Wie werden die Menschen leben, die in 25, 50 oder 100 Jahren geboren werden? Werden sie eine Chance auf ein erfülltes Leben haben? Können heute Menschen in Würde leben? Bei uns und in anderen Ländern? Wie müssen wir unsere Umwelt gestalten, damit zukünftige Generationen durch uns nicht eingeschränkt werden? Wie müssen wir wirtschaften, damit die Welt gerechter wird?

Schon 1992 befassten sich 179 Staaten auf der Konferenz der Vereinigten Nationen für Umwelt und Entwicklung in Rio mit diesen Fragen und verabschiedeten die Agenda 21 für eine nachhaltige Entwicklung. Nachhaltigkeit besagt, dass eine ökologisch, ökonomisch und sozial ausgewogene Entwicklung allen Menschen zugute kommt, jetzt und in der Zukunft.

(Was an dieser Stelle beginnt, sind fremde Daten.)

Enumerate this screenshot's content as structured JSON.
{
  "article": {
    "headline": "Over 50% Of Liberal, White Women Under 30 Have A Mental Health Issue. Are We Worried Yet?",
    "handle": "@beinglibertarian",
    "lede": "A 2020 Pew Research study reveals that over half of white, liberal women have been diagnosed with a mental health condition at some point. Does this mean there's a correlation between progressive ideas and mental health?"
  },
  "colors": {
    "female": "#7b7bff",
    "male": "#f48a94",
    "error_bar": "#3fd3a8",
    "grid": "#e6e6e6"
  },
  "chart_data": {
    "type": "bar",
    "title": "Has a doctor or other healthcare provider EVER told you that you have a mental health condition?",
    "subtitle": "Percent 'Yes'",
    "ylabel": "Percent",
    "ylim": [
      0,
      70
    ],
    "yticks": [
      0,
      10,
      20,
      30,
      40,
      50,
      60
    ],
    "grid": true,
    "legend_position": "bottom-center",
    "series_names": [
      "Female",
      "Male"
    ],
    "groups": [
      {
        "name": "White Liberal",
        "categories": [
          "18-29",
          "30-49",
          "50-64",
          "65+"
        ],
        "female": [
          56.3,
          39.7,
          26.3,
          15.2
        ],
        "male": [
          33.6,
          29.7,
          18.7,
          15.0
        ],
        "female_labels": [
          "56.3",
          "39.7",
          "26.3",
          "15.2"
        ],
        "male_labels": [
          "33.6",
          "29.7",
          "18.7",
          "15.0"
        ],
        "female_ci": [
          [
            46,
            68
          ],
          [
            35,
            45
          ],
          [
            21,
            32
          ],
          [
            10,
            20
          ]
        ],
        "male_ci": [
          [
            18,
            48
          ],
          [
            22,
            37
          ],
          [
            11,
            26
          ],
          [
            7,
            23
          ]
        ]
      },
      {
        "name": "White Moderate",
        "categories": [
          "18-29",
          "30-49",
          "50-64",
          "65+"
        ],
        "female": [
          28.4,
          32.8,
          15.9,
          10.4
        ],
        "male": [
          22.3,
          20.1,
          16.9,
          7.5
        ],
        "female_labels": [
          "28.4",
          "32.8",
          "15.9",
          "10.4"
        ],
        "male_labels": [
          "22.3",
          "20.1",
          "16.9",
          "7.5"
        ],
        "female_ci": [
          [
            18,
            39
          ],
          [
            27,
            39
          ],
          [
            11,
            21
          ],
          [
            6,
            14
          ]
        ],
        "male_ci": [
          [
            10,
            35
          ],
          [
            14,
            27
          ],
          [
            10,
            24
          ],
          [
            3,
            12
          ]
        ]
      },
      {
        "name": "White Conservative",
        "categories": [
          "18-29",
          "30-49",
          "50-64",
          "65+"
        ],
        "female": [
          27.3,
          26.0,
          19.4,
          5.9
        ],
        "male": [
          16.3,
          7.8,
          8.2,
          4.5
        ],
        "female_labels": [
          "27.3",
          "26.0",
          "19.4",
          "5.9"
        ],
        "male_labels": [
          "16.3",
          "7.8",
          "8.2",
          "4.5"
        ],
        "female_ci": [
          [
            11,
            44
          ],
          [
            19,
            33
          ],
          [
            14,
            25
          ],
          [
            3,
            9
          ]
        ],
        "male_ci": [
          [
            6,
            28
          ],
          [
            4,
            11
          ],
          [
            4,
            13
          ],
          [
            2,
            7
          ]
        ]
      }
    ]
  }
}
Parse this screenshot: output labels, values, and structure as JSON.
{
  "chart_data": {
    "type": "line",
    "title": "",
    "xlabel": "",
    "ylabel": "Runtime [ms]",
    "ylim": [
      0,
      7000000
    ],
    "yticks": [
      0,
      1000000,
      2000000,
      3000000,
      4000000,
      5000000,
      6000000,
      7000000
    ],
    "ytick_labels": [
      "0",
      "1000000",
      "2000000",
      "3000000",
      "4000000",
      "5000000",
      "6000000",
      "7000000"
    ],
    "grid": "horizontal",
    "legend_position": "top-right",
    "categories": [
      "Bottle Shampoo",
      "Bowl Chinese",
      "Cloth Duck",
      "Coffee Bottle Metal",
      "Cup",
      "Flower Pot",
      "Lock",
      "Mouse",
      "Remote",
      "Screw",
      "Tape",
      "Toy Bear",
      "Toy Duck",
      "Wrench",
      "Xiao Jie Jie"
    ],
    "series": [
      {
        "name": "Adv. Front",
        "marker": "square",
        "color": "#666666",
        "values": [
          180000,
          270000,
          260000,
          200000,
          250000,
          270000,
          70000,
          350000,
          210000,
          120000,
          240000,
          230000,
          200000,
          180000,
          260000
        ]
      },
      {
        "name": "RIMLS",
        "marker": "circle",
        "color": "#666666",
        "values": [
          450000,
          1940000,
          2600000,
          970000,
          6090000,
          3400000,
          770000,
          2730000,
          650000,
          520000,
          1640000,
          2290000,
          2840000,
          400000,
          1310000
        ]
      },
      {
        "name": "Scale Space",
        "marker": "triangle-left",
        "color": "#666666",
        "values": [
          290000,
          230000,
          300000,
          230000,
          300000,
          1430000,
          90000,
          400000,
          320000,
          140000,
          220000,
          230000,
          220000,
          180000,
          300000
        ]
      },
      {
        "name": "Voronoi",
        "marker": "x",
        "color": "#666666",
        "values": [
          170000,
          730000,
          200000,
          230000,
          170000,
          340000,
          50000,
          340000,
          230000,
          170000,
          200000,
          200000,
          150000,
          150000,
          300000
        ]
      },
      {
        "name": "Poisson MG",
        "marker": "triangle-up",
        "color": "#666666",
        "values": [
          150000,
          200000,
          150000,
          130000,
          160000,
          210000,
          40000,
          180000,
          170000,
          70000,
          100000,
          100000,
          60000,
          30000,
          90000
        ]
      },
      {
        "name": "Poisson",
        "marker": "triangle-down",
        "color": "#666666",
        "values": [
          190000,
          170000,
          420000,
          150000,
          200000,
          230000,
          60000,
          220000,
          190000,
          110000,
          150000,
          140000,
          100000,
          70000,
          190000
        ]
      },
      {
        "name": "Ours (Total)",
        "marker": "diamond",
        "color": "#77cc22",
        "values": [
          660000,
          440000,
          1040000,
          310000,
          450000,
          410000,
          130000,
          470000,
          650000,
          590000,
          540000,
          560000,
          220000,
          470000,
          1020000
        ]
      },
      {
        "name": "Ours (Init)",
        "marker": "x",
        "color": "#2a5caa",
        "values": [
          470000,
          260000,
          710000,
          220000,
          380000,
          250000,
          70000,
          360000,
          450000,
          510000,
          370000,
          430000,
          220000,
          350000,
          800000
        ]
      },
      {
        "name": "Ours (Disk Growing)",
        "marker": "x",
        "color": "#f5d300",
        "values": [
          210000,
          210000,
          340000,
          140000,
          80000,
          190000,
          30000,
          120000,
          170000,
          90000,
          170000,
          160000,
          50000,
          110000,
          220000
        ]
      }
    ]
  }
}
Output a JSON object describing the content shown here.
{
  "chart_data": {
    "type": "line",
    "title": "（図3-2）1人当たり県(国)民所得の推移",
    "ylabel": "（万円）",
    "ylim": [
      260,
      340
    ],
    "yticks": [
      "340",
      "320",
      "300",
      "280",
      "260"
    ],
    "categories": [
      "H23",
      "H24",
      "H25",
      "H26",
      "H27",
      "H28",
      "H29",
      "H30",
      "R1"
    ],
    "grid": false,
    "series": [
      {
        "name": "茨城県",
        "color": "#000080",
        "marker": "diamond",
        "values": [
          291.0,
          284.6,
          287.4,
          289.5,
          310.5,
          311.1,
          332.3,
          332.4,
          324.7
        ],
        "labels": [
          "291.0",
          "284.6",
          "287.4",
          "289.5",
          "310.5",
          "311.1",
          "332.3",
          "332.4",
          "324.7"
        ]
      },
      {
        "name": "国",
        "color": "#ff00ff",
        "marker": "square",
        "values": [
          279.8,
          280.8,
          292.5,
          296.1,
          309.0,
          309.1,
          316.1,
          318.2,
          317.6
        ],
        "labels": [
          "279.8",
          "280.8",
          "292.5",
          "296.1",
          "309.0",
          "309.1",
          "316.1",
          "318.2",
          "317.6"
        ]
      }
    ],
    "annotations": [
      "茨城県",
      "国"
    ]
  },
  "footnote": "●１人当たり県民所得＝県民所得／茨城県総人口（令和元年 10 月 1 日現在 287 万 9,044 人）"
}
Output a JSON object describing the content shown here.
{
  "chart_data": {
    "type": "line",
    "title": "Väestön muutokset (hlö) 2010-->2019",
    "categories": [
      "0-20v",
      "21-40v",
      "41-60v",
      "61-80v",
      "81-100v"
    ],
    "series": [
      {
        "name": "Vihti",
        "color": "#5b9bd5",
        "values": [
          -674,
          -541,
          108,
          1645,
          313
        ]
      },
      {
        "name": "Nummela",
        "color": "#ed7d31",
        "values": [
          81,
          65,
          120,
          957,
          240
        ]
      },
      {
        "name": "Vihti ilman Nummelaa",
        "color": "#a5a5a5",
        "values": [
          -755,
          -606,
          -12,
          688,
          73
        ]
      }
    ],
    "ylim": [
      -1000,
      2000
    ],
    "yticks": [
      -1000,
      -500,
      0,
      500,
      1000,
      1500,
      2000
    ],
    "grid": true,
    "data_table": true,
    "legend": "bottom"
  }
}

Nachhaltigkeit gehört zu den großen Herausforderungen unserer Zeit. Dies wurde im Jahr 2002 auf der großen Nachfolgekonferenz in Johannesburg bestätigt. Dort wurde die UN-Dekade "Bildung für nachhaltige Entwicklung 2005-2014" angeregt, die dann in der UN-Vollversammlung von allen Staaten der Welt einschließlich Deutschland beschlossen wurde. Der Bundestag verabschiedete einstimmig einen Nationalen Aktionsplan.

Unter Federführung der Deutschen Unesco-Kommission soll in den nächsten Jahren das Leitbild der nachhaltigen Entwicklung in allen Bereichen der Bildung verankert werden. Dazu sollen Aktivitäten weiterentwickelt und gebündelt werden. Akteure sollen vernetzt und die öffentliche Wahrnehmung von Bildung für nachhaltige Entwicklung soll verbessert werden. Verstärkt werden soll auch die internationale Kooperation.

Projekte, die vor Ort Bildung für nachhaltige Entwicklung innovativ umsetzen, haben die Möglichkeit, sich beim Nationalkomitee als Offizielles Projekt der UN-Dekade anerkennen zu lassen. (www.dekade.org)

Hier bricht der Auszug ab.